Delegate Larry Rowe, D-Kanawha, proposed an amendment to eliminate the rate reduction for the top bracket.

He viewed the rate cuts in terms of absolute dollars rather than percentages. He said that under the bill, a household in the second bracket will see a savings of $107; the third bracket, $203. Millionaires would see a tax break as high as $11,000.

Under his amendment, the top bracket would still see a savings of about $290, but wouldn’t realize the windfall of the rate cut.

“Someone making $3 million a year isn’t going to feel an $11,000 bump in their income, he said. “That’s pretty equitable relief for everybody.” And the state would keep about $100 million, which could be used for such things as repairing schools.

He also echoed the caution first circulated by the West Virginia Center for Budget and Policy, that the governor’s proposal relies on one-time federal COVID funds that are padding the budget. “In the future, we’re going to have issues with what we’re going to be able to afford.”

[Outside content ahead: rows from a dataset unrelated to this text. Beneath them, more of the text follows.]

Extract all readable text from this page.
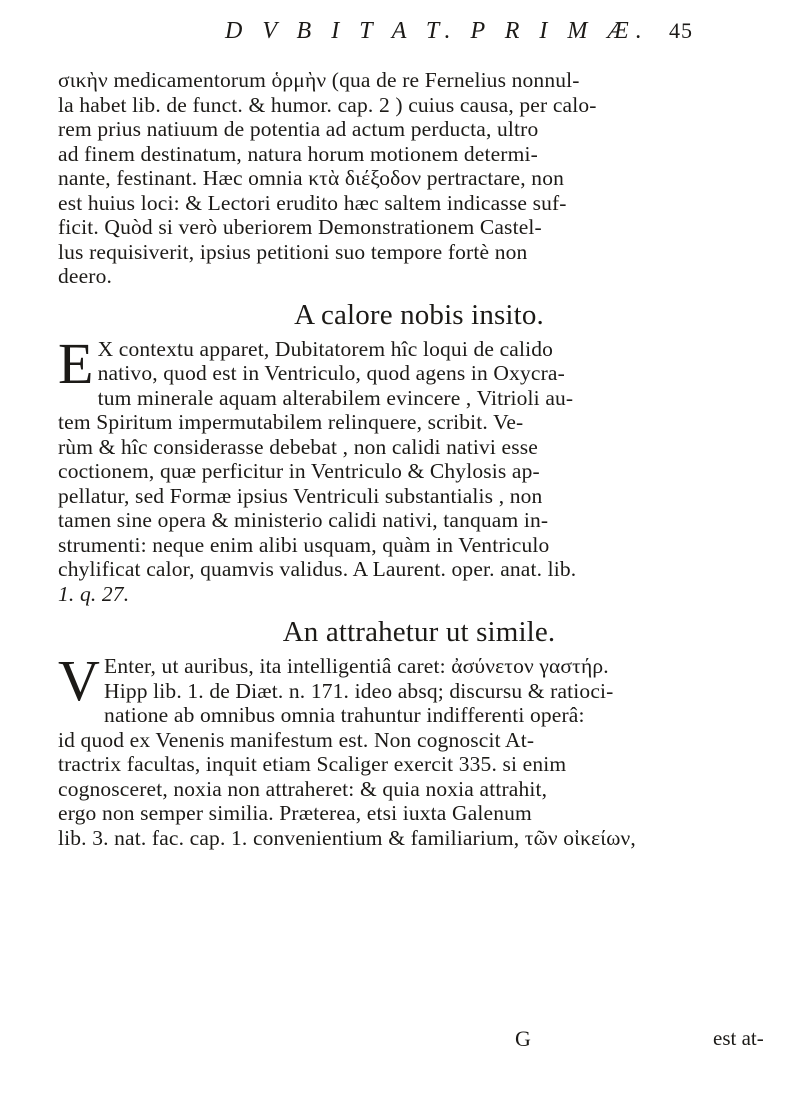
D V B I T A T. P R I M Æ. 45

σικὴν medicamentorum ὁρμὴν (qua de re Fernelius nonnul-
la habet lib. de funct. & humor. cap. 2 ) cuius causa, per calo-
rem prius natiuum de potentia ad actum perducta, ultro
ad finem destinatum, natura horum motionem determi-
nante, festinant. Hæc omnia κτὰ διέξοδον pertractare, non
est huius loci: & Lectori erudito hæc saltem indicasse suf-
ficit. Quòd si verò uberiorem Demonstrationem Castel-
lus requisiverit, ipsius petitioni suo tempore fortè non
deero.

A calore nobis insito.

E X contextu apparet, Dubitatorem hîc loqui de calido
nativo, quod est in Ventriculo, quod agens in Oxycra-
tum minerale aquam alterabilem evincere , Vitrioli au-
tem Spiritum impermutabilem relinquere, scribit. Ve-
rùm & hîc considerasse debebat , non calidi nativi esse
coctionem, quæ perficitur in Ventriculo & Chylosis ap-
pellatur, sed Formæ ipsius Ventriculi substantialis , non
tamen sine opera & ministerio calidi nativi, tanquam in-
strumenti: neque enim alibi usquam, quàm in Ventriculo
chylificat calor, quamvis validus. A Laurent. oper. anat. lib.
1. q. 27.

An attrahetur ut simile.

V Enter, ut auribus, ita intelligentiâ caret: ἀσύνετον γαστήρ.
Hipp lib. 1. de Diæt. n. 171. ideo absq; discursu & ratioci-
natione ab omnibus omnia trahuntur indifferenti operâ:
id quod ex Venenis manifestum est. Non cognoscit At-
tractrix facultas, inquit etiam Scaliger exercit 335. si enim
cognosceret, noxia non attraheret: & quia noxia attrahit,
ergo non semper similia. Præterea, etsi iuxta Galenum
lib. 3. nat. fac. cap. 1. convenientium & familiarium, τῶν οἰκείων,

G	est at-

Committee vice chair Vernon Criss, R-Wood, opposed the amendment. “The opportunity we’re trying to create here is for all of us,” he said. Small businesses and family owned businesses deserve the opportunity to enjoy a full tax cut. The state has failed to adjust the tax brackets for decades and is behind on helping the average taxpayer.

Rowe’s amendment failed overwhelmingly in a voice vote. Then, in a voice vote on the bill, Rowe supplied the only vote against.

Hallway talk indicates the House will pass the bill but it’s likely to see changes in the Senate.

Senate action

Also on Tuesday, the Senate unanimously passed SB 3001 and sent it to the House.

The bill mandates insurance coverage for vasectomies and tubal ligations. It prohibits prior authorizations, waiting periods and multiple office visits. It codifies that adoptive families may access early intervention programs offered through the Department of Health and Human Resources. It doubles the adoption tax credit from $4,000 to $8,000. And it removes the current prohibition for licensed pharmacists to dispense self-administered contraceptives to anyone under 18.

An amendment to the bill creates a special revenue account for local health departments to provide free contraceptives to help the working poor.